The Sound of Silence is Harmony

LAS VEGAS, Nev.

Sharing tea in silence seems disquieting at first, accustomed as we are in the West to chatting, but to witness a Wu-Wo Ceremony is moving.

Friday after the show floor emptied 90 participants shared their favorite tea with a group of fellow tea lovers in a variety of styles while spectators quietly watched.

The Wu-Wo Tea Ceremony, which originates in Taiwan, encourages all people regardless of tea expertise, age, sex, nationality, or wealth to simply share a tea of their own making.

Participants were seated in long rows on a carpet at the back of the hall and engaged in the task of preparing tea, while simultaneously receiving tea ? in silence. Spectators quietly observed.

Organizers explained ‘that through this humble exchange that the acts of both giving and accepting merge into one, reminding us that distinctions can never fully define anything. Tea is the catalyst. The beauty of the ceremony lies not only in its intent but also in its practice.”
Seating was random. No one knew beforehand who was to receive their tea or whose tea they would receive. The basic rules are simple. Tea is made four times in four servings each time.

  • First brew, tea is poured into four cups and served to the adjacent three neighbors on the left (participants reserve the last cup to enjoy for themselves). Participants then receive three cups of tea served from the adjacent three neighbors on their right.
  • The second brew is poured into four spectator cups and served to four spectators.
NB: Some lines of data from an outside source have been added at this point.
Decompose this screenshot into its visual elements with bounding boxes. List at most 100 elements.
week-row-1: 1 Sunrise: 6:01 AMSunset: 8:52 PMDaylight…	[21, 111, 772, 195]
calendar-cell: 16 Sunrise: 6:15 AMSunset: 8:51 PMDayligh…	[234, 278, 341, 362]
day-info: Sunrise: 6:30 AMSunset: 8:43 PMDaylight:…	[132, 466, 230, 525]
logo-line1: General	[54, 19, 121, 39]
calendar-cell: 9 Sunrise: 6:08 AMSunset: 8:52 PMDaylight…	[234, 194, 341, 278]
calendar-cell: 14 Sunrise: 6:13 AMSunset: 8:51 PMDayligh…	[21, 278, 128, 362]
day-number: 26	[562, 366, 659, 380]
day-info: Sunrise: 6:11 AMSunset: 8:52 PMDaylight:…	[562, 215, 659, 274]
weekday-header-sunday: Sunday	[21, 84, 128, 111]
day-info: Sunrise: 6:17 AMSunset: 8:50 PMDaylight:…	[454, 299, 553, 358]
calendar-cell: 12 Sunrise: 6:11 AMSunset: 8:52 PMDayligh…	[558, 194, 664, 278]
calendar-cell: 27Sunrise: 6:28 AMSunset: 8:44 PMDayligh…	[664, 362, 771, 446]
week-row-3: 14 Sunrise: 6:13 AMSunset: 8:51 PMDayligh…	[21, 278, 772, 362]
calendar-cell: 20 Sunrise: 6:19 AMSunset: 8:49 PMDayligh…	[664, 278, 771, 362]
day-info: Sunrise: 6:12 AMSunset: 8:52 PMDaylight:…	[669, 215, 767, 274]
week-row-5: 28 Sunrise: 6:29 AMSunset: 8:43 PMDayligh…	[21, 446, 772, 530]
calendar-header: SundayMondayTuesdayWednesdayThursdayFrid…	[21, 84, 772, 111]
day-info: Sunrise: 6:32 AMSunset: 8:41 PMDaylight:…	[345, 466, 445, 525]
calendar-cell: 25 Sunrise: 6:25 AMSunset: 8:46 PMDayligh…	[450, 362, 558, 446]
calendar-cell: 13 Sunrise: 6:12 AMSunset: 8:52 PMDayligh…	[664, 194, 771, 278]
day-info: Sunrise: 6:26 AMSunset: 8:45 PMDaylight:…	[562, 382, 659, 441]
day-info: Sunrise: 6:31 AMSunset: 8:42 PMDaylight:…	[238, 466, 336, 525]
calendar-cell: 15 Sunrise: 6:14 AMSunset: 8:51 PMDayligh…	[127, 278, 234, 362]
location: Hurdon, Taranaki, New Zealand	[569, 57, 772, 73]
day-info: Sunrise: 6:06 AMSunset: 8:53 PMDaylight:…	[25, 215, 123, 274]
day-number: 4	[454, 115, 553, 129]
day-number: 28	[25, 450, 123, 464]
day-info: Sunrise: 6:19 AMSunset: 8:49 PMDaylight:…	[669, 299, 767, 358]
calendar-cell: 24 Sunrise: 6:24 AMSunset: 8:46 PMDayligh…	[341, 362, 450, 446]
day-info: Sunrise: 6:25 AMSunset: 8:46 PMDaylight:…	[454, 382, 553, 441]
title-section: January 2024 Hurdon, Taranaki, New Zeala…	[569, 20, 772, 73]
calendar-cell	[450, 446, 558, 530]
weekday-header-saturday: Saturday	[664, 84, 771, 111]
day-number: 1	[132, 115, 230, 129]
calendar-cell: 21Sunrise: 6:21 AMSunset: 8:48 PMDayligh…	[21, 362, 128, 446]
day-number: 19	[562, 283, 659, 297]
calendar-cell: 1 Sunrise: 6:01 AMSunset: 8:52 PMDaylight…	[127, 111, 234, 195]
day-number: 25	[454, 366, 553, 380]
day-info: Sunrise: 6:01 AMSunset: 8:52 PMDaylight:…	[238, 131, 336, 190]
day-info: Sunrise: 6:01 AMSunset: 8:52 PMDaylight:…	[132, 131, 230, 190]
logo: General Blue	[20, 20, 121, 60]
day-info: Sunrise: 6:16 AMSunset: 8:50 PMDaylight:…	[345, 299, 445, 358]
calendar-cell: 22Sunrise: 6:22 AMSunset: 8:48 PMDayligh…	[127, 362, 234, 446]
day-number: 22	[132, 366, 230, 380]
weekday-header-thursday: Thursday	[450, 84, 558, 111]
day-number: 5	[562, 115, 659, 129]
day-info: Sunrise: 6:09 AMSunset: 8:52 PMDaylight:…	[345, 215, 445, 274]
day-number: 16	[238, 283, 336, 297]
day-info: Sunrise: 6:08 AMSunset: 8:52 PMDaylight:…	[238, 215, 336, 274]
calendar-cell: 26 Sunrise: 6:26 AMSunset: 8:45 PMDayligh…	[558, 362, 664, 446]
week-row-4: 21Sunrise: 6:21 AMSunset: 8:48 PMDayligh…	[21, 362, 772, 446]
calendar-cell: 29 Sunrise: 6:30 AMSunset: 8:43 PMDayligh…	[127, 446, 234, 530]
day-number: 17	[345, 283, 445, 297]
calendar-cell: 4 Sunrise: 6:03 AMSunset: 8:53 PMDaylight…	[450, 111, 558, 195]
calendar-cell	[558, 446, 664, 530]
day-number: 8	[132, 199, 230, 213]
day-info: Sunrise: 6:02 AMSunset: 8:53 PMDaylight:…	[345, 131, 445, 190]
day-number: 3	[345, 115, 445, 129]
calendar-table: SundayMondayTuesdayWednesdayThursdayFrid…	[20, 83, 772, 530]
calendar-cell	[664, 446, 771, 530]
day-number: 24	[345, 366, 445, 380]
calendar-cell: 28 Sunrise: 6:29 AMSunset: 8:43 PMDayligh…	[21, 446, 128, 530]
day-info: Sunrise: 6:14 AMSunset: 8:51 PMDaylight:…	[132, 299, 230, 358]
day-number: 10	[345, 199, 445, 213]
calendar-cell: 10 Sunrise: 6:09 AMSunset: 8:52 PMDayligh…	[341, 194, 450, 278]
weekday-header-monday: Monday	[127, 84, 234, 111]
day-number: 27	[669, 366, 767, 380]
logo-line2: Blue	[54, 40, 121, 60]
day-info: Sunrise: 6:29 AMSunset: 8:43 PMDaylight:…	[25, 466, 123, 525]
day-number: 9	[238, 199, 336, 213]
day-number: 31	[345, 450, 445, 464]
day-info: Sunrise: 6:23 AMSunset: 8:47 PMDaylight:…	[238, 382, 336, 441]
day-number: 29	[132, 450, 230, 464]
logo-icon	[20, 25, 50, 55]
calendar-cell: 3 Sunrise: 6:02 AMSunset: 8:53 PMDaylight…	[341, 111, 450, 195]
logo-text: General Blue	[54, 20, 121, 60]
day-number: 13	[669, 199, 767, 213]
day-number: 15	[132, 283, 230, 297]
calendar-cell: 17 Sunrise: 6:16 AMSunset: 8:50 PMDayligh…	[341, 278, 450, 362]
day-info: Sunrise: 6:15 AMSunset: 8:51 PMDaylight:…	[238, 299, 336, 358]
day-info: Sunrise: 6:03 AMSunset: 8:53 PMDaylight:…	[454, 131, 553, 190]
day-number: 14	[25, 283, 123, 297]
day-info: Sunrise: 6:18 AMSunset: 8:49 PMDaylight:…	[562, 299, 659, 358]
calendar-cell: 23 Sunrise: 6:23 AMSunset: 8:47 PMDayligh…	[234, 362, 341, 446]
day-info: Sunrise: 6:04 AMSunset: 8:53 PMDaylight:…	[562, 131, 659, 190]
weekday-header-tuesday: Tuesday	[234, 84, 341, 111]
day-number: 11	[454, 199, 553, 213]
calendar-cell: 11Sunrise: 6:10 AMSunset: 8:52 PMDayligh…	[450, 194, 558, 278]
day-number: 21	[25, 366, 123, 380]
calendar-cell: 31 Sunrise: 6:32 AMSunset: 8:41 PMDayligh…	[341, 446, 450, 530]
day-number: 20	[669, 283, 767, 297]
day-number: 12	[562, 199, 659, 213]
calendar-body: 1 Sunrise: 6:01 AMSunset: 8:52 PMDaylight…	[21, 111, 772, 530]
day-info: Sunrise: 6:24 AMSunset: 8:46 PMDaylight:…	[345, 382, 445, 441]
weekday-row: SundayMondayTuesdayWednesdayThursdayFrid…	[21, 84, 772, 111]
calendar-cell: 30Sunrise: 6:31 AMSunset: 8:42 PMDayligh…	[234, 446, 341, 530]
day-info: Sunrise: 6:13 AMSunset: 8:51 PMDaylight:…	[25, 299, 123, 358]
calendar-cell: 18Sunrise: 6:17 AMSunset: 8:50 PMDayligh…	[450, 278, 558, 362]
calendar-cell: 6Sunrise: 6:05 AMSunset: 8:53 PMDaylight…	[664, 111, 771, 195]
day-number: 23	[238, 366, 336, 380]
Participants then return and fill their own cup if any tea is left.
  • With a third brew participants take the tea pitcher and serve the same three tea brewers on the left.
  • In the final brew participants take the tea pitcher and serve any four spectators that do not have tea.

The Lu-Yu Tea Culture Institute has promoted the ceremony since 1991. It is named for Lu Yu, the 8th-century "sage of tea.” It is now an international organization under the direction of Grand Master Tsai, Rong Tsang and Tea Arts Master Instructor Steven R. Jones.